Власть в новых условиях может формулировать правовые нормы, которые необязательно согласовывать с обычаем — они должны соответствовать идеалам, бытующим в обществе, точнее, среди наиболее деятельных его представителей. Торжество современных идей и концепций чаще всего подразумевает коренную ломку прежней правовой системы, так как в итоге должна измениться точка отсчета всей политической жизни. Характерно, что Кокошкин в качестве примера современной рациональной модели формирования права приводил «государственный переворот, являющийся результатом вполне назревшего общественного сознания». По сути, он ставил вопрос о легитимности революционного действия, осуществленного инициативным меньшинством. Цель такого переворота — реализация политических идеалов, а значит, принятие новых «юридических норм, на которых строится новая власть». Справиться с этой задачей может институт, представляющий общественное мнение и, соответственно, обладающий должным авторитетом в стране (в данном случае, со всей очевидностью, делался намек на Государственную думу).

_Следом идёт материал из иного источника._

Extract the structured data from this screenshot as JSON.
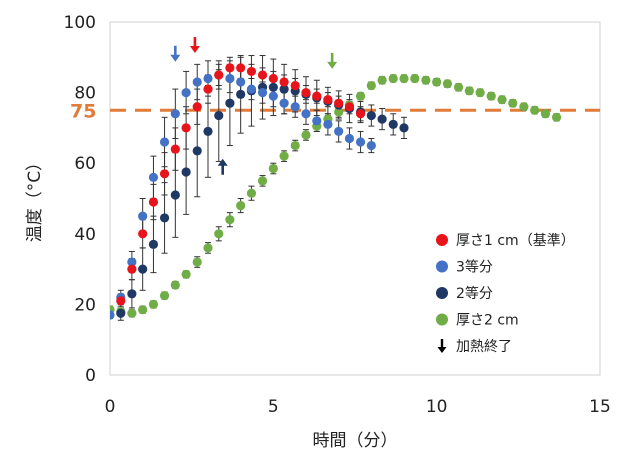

Политические элиты и общественное мнение

Кокошкин, как и многие его коллеги, часто ссылался на общественное мнение. Что же это такое? Это не есть настроения толпы, не точка зрения крестьян деревни Голодаевка, а нечто другое, что нужно специально организовывать, потому что оно не существует как данность. По мнению П. И. Новгородцева, роль широких общественных масс ограничена «пассивным согласием с получающими господство идеями. Иногда это даже не столько явное одобрение, сколько отсутствие решительного протеста...» Конечно, из этого не следует делать вывод, пояснял Новгородцев, что любые идеи могут быть восприняты населением: «Общество нельзя убедить в чем угодно; его можно склонить только к тому, что соответствует его более глубоким потребностям и инстинктам». Как раз набор представлений и идей, воспринятый наиболее активной частью населения и соответствующий его «глубоким потребностям и инстинктам», и составляет общественное мнение. Оно производное не каких-либо убеждений, а следствие «пассивного присоединения к распространившимся идеям». Оно не может быть прочным и устойчивым, при постоянной борьбе идей и программ, при непрестанно меняющейся конъюнктуре общество будет находиться в состоянии вечного колебания и неизбежны «повороты умов». Отсутствие устойчивого общественного мнения порождает и другую проблему: если оно столь непрочное, то нельзя ответить на привычный вопрос: что нужно народу.

Общественное мнение надо искать. Чтобы «найти» его, цитирует Новгородцев Гегеля, необходимо понять «внутреннюю природу и существо своего времени». Но слово «найти» можно было бы заменить другим — «сформировать». Его истинные творцы — генераторы и глашатаи разнообразных идей и мнений, литераторы, ученые, журналисты, общественные деятели — интеллектуалы, имеющие смелость говорить от имени всех. Новгородцев не раз вспоминал слова Дж. С. Милля, что «народная воля на практике есть даже не воля большинства, а воля тех, „кому удается заставить принимать себя за большинство”».

От имени большинства говорят представители различных групп влияния, политических партий. Общество же на их выступления отвечает иногда пассивным сочувствием, а иногда полным безразличием. Формального же критерия, который смог бы помочь выяснить, кто на самом деле представляет народную волю, нет. «Каждый из органов, претендующий на выражение общественного мнения... исходит не из того, каково есть общественное мнение, а из того, каким оно должно быть». Общественное мнение надо конструировать. Всякий, формулирующий его, исходит из своих принципов и идеалов. Свои собственные идеи и отстаивают общественные группы и партии, желая завоевать симпатии большинства. Последней инстанцией в их споре, по словам Новгородцева, оказываются все те же гегелевские «внутренняя природа и существо времени».